Evidently not strong enough.
 

Walrus

Veteran Member
That icebreaker is an incredible example of design and excellent care by its sailors. Truly shipshape and Bristol fashion!

That ROV was a cool-looking little tool, as well. Most compact one I think I've seen. I also enjoyed the drone footage of the icebreaker in the video.
 

Dennis Olson

Chief Curmudgeon
_______________
That icebreaker is an incredible example of design and excellent care by its sailors. Truly shipshape and Bristol fashion!

You plagiarized that from TNG! :D
 

tanstaafl

Has No Life - Lives on TB
The dogs were meant for the sleds. If Shackleton "never set foot on Antarctica," then none of the islands off of any continent are part of that continent (Nantucket, the Florida Keys, the Aleutians, etc. aren't part of North America?) since Shackelton's group most definitely made it to an island off Antarctica.
 

mecoastie

Veteran Member
So let me get this straight: by 1914, the age of powered, steel-hulled ships was well underway, and these idiots took a wood-hulled sailing ship to Antarctica? Deathwish much?
Wood flexes better than steel. That ship was designed to be in the ice and actually give under the pressures. Unfortunately the pressure was more than she was designed for. A riveted steel hull of the times would have been been crushed and seamed long before the Endurance was.
 

WalknTrot

Veteran Member
Wood flexes better than steel. That ship was designed to be in the ice and actually give under the pressures. Unfortunately the pressure was more than she was designed for. A riveted steel hull of the times would have been been crushed and seamed long before the Endurance was.
Yep. She lasted almost a year locked in the ice. Can't fault the ship. Not much would have stood up to the pressure.
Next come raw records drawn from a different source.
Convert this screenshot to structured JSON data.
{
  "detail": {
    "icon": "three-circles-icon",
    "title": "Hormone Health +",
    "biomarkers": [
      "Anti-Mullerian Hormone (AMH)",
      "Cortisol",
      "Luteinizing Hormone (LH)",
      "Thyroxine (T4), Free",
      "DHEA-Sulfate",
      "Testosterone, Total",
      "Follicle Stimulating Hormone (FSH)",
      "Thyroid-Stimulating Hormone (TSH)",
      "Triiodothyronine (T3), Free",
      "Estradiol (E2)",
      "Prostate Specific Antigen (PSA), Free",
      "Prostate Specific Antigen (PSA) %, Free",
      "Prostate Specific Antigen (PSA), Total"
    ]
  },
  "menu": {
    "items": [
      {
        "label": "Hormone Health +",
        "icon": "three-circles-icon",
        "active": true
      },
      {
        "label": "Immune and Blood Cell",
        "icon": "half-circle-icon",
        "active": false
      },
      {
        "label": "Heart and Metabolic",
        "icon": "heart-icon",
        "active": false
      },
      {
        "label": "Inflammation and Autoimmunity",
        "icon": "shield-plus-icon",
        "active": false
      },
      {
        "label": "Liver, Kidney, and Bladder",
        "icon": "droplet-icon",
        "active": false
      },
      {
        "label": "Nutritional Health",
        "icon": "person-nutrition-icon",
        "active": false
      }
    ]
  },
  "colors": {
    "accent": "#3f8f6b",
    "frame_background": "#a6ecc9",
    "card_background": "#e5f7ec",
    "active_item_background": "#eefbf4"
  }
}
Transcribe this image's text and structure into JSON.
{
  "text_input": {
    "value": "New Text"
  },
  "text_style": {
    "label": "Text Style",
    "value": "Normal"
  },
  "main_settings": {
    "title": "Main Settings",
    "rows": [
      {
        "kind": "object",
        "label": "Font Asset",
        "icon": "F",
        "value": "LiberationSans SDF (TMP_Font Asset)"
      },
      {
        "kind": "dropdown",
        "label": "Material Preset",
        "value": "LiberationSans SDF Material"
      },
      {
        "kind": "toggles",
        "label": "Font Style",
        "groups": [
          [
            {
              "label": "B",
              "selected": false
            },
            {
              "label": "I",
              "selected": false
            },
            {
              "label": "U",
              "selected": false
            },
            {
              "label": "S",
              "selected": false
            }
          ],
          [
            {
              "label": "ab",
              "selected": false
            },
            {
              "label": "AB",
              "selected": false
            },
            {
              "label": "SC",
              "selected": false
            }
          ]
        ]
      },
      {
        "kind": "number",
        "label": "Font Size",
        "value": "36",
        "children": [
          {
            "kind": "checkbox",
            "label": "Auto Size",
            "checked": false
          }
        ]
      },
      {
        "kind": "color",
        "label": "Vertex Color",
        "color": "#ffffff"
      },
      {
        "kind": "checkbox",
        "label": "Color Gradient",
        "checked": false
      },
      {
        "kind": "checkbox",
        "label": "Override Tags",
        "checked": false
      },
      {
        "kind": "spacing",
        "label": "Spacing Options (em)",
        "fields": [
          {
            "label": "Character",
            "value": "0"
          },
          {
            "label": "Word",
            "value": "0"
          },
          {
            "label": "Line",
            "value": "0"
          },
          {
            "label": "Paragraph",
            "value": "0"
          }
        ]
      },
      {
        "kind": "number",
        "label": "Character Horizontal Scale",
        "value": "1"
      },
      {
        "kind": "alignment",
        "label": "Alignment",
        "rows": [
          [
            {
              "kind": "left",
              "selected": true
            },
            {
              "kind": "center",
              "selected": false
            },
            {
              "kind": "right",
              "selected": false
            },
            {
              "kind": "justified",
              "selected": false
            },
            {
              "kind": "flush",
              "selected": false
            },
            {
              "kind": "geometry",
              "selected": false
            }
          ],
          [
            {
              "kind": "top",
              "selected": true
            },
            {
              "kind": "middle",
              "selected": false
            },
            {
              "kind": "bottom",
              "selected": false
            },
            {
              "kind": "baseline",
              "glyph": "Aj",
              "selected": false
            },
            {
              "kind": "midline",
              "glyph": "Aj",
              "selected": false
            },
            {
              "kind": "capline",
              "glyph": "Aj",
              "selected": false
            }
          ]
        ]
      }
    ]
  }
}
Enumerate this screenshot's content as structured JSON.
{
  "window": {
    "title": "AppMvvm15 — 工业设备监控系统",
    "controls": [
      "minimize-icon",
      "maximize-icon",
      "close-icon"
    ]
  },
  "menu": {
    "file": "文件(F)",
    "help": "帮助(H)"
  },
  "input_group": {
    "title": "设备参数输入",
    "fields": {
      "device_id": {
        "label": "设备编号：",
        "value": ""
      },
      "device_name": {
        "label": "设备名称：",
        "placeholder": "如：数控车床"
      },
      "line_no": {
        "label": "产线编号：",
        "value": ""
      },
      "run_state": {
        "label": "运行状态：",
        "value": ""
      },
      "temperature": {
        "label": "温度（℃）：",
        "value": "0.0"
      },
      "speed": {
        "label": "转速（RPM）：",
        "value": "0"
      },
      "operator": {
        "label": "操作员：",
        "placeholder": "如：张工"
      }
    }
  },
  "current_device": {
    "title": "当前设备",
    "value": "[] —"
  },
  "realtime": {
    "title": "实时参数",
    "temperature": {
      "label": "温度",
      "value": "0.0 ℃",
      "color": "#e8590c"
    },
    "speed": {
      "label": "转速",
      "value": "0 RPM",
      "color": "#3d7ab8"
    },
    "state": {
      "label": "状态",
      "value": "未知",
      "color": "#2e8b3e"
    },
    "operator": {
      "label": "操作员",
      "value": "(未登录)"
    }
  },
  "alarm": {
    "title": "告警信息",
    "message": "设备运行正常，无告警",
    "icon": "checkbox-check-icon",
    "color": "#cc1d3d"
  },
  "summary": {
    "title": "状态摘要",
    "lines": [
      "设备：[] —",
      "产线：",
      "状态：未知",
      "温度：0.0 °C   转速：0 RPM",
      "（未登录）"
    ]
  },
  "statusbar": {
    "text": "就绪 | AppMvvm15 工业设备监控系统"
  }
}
The history of the Shackleton expedition is probably the most incredible survival story ever told by the actual survivors.
Freeking miraculous, unbelievable testament to endurance and leadership under hellacious conditions.

Their story will inspire explorers/adventurers and kids-at-heart long after the rest of us mere mortals are dead and forgotten. That's why finding the ship is such a big deal to a lot of people.